Bill Menke's BLOG Page: Cornucopians and Convervation
Simon (1980) has argued that the the issue of human beings running out of some resource, like petroleum, wood or copper, is irrelevant, because what counts is the service that the resource renders to society, not the resource itself. Scarcity according to Simon, leads to innovation and the substitution of resources, not to deprivation. A increase in demand driven by a burgeoning of human population is offset by an increase in the number of innovative minds. For example, the information distribution service that copper, in the form of telephone wires, provides has mostly been supplanted by glass, in the form of optical fibers, and by the electromagnetic waves used by cell phones and communication satellites.
Cornucopian optimism is usually espoused by people with pro-buisness, pro-trade and anti-regulatory political leanings, people who often also oppose conservation. Why bother to conserve, when we will always find a substitute for the resources we use up?
But actually, many Conservationists are less concerned with the depletion of the resource itself than with the impact that obtaining and using it has on the world. Thus, for instance, Conservationist opposition to oil extraction in the Arctic National Wildlife Refuge (ANWR) is more about the impact on the areas wildlife and scenic beauty, than on the actual loss of underground oil reservoirs. And the best way to minimize that impact is simply set the region aside and not exploit any resouces that it contains. This is primarily an aesthetic and moral argument, not one that involves optimum economic choices.

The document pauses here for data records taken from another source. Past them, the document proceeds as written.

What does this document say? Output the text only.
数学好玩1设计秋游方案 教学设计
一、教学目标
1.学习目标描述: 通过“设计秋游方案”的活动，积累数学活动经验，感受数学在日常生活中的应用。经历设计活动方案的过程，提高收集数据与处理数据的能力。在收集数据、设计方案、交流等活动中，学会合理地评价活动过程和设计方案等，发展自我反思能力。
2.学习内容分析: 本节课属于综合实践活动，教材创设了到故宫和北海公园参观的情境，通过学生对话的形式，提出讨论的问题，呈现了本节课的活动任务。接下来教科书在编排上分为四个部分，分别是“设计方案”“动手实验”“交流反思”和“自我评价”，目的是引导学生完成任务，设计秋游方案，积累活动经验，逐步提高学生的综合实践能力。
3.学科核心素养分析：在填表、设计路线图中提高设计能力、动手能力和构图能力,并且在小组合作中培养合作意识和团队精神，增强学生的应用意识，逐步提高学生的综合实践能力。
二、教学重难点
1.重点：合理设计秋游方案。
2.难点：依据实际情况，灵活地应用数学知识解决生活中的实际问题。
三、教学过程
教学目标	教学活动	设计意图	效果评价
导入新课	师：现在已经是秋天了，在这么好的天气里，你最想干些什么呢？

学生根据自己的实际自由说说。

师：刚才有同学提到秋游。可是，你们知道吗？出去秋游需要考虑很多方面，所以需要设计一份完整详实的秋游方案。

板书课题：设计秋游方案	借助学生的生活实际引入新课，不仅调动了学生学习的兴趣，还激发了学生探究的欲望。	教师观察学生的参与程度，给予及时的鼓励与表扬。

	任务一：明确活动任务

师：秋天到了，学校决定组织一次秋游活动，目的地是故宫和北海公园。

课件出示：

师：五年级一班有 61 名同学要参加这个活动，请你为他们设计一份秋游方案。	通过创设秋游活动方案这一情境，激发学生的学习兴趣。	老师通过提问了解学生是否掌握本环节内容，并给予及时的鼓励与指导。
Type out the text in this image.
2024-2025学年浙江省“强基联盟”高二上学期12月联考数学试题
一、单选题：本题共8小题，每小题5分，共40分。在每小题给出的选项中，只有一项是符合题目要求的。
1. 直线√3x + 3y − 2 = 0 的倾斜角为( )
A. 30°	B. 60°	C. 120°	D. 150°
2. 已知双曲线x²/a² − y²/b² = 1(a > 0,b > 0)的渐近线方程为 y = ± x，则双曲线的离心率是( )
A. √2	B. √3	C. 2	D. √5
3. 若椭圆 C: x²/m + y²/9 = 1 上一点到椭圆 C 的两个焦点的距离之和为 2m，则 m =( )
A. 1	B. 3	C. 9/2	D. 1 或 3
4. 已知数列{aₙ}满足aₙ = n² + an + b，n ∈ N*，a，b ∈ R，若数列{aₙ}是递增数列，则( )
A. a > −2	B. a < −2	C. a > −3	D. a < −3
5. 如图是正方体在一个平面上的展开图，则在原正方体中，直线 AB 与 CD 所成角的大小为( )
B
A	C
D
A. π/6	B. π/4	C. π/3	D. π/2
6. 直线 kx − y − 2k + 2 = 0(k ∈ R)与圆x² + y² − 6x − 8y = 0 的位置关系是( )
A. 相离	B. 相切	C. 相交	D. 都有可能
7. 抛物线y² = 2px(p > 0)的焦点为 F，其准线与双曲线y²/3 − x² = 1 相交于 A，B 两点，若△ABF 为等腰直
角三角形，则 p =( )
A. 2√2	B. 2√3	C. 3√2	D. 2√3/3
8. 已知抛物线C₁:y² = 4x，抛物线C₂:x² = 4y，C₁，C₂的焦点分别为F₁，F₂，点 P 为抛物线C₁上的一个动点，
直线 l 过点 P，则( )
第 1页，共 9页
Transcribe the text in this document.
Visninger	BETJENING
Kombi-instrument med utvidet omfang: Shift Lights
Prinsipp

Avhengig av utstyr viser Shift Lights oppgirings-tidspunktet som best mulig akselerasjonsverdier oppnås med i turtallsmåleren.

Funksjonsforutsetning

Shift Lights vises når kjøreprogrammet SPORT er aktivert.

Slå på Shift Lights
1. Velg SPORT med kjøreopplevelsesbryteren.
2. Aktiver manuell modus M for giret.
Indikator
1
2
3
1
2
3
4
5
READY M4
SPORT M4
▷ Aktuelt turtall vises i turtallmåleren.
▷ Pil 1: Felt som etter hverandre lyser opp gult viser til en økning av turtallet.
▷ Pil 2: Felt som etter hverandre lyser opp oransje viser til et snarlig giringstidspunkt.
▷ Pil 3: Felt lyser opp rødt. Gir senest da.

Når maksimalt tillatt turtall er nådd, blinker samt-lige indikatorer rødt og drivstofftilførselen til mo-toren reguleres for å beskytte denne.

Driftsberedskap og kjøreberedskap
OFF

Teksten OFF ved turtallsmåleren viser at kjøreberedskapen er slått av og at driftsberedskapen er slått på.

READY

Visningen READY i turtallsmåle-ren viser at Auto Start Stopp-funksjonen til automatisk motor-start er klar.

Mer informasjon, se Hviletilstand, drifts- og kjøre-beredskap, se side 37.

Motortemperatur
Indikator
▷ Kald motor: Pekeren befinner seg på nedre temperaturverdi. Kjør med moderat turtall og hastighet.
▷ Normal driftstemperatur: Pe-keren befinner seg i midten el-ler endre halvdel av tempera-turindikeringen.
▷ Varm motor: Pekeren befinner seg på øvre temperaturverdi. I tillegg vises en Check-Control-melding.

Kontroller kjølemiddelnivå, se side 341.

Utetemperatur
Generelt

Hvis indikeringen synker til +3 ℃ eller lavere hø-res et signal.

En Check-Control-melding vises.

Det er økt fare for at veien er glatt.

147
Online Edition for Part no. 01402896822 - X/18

This type of Conservation, forgoing resource explotation in regions, perhaps even very large regions, is perfectly compatible with Cornucopianism. In fact, Cornucopian theory indicates that no economic harm will come from us choosing not to exploit a region. Sure, there may be short-term scarcity, but that scarcity will drive innovation and a substitute will soon be found. And, as in the case of optical fibers replacing coperr wires, the substitute may well be an improvement over the original. There is no economic harm in having the substitute be developed a few years early, owing to a conscious choice not to exploit the last reserves of the commodity.
I find this point of view more attractive than the standard Malthusian scenario, where the running out of a vital commodity is assumed to cause catastrophic suffering. How many people would really forego exploiting any remaining reserve, if they were convinced that in doing so they were hastening the date of their demise?
*Simon, J.L., Resources, population, environment: an oversupply of bad news, Science 208, 1431-1437, 1980.